ShadowSyndicate — nowy APT odpowiedzialny za siedem odmian oprogramowania ransomware

Eksperci ds. cyberbezpieczeństwa ujawnili istnienie nowej grupy cyberprzestępczej znanej jako ShadowSyndicate, wcześniej identyfikowanej jako Infra Storm. Podejrzewa się, że w ciągu ostatniego roku grupa ta wykorzystała nawet siedem różnych rodzin oprogramowania ransomware.

ShadowSyndicate charakteryzuje się jako ugrupowanie zagrażające współpracujące z różnymi grupami zajmującymi się oprogramowaniem ransomware i podmiotami stowarzyszonymi z programami ransomware, jak szczegółowo opisano we wspólnym raporcie technicznym Group-IB i Bridewell.

Działająca od 16 lipca 2022 r. grupa była powiązana z działaniami związanymi z oprogramowaniem ransomware związanym ze odmianami Quantum, Nokoyawa, BlackCat, Royal, Cl0p, Cactus i Play.
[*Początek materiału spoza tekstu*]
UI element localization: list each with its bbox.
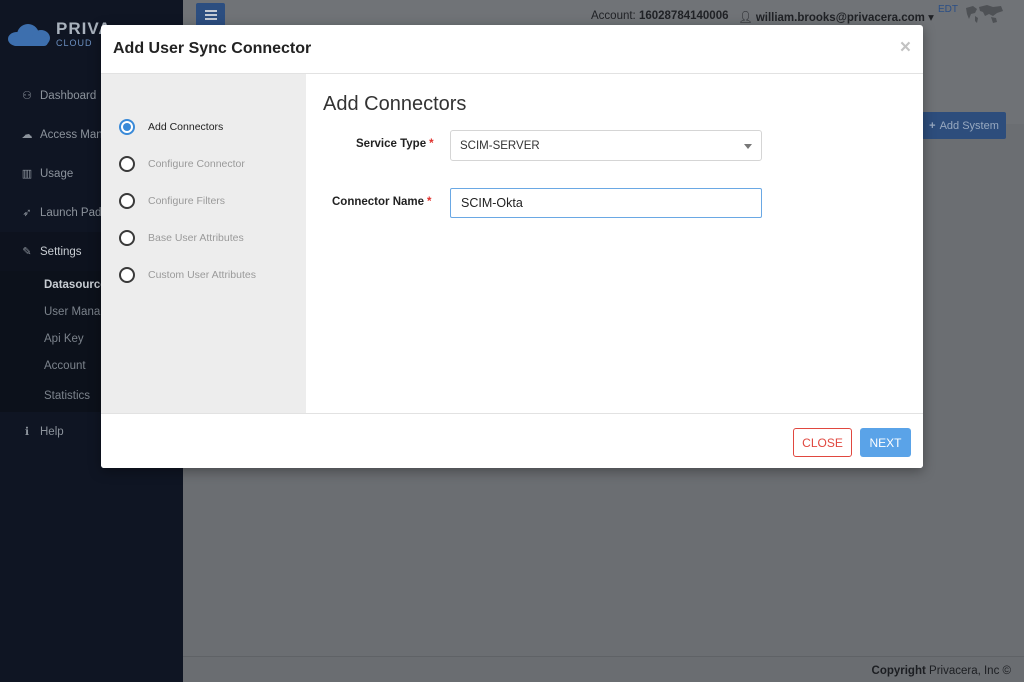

Dodatkowo wdrożyli łatwo dostępne narzędzia poeksploatacyjne, takie jak Cobalt Strike i Sliver, a także moduły ładujące, takie jak IcedID i Matanbuchus.

Ustalenia te opierają się na identyfikacji odrębnego odcisku palca SSH (1ca4cbac895fc3bd12417b77fc6ed31d) na 85 serwerach, z których 52 pełni funkcję dowodzenia i kontroli (C2) dla Cobalt Strike. Wśród tych serwerów wykryto osiem różnych kluczy licencyjnych (lub znaków wodnych) Cobalt Strike.

Większość tych serwerów (23) znajduje się w Panamie, następnie na Cyprze (11), w Rosji (9), Seszelach (8), Kostaryce (7), Czechach (7), Belize (6), Bułgarii (3) , Honduras (3) i Holandia (3).

Potencjalne powiązania z innymi strojami cyberprzestępczymi

Co więcej, grupa IB zidentyfikowała pokrywanie się infrastruktury łączącej ShadowSyndicate z operacjami złośliwego oprogramowania TrickBot, Ryuk/Conti, FIN7 i TrueBot. Warto zauważyć, że zdarzały się przypadki, gdy adresy IP powiązane z podmiotami stowarzyszonymi z oprogramowaniem ransomware Cl0p przeszły na własność ShadowSyndicate od sierpnia 2022 r., co sugeruje potencjalne współdzielenie infrastruktury między tymi grupami.

Odkrycie to zbiega się z ogłoszeniem przez niemieckie organy ścigania drugiej operacji ukierunkowanej przeciwko osobom powiązanym z grupą ransomware DoppelPaymer. Nakazy przeszukania wykonano wobec dwóch podejrzanych w Niemczech i na Ukrainie, którzy rzekomo pełnili kluczowe obowiązki w sieci i czerpili zyski z ataków typu ransomware. Ich tożsamość nie została ujawniona.

Ponadto we wspólnym raporcie amerykańskiego Federalnego Biura Śledczego (FBI) i Agencji ds. Bezpieczeństwa Cyberbezpieczeństwa i Infrastruktury (CISA) zwrócono uwagę na osobę zajmującą się podwójnymi wymuszeniami, znaną jako Snatch (dawniej Team Truniger). Od połowy 2021 r. ta grupa zagrożeń atakuje różne sektory infrastruktury krytycznej, korzystając z wielu metod uzyskiwania dostępu do sieci i utrzymywania trwałości. Metody te obejmują wykorzystywanie luk w zabezpieczeniach protokołu Remote Desktop Protocol (RDP), brutalne wymuszanie, pozyskiwanie naruszonych danych uwierzytelniających z forów przestępczych oraz stosowanie taktyk pozwalających uniknąć wykrycia, takich jak ponowne uruchamianie systemów Windows w trybie awaryjnym.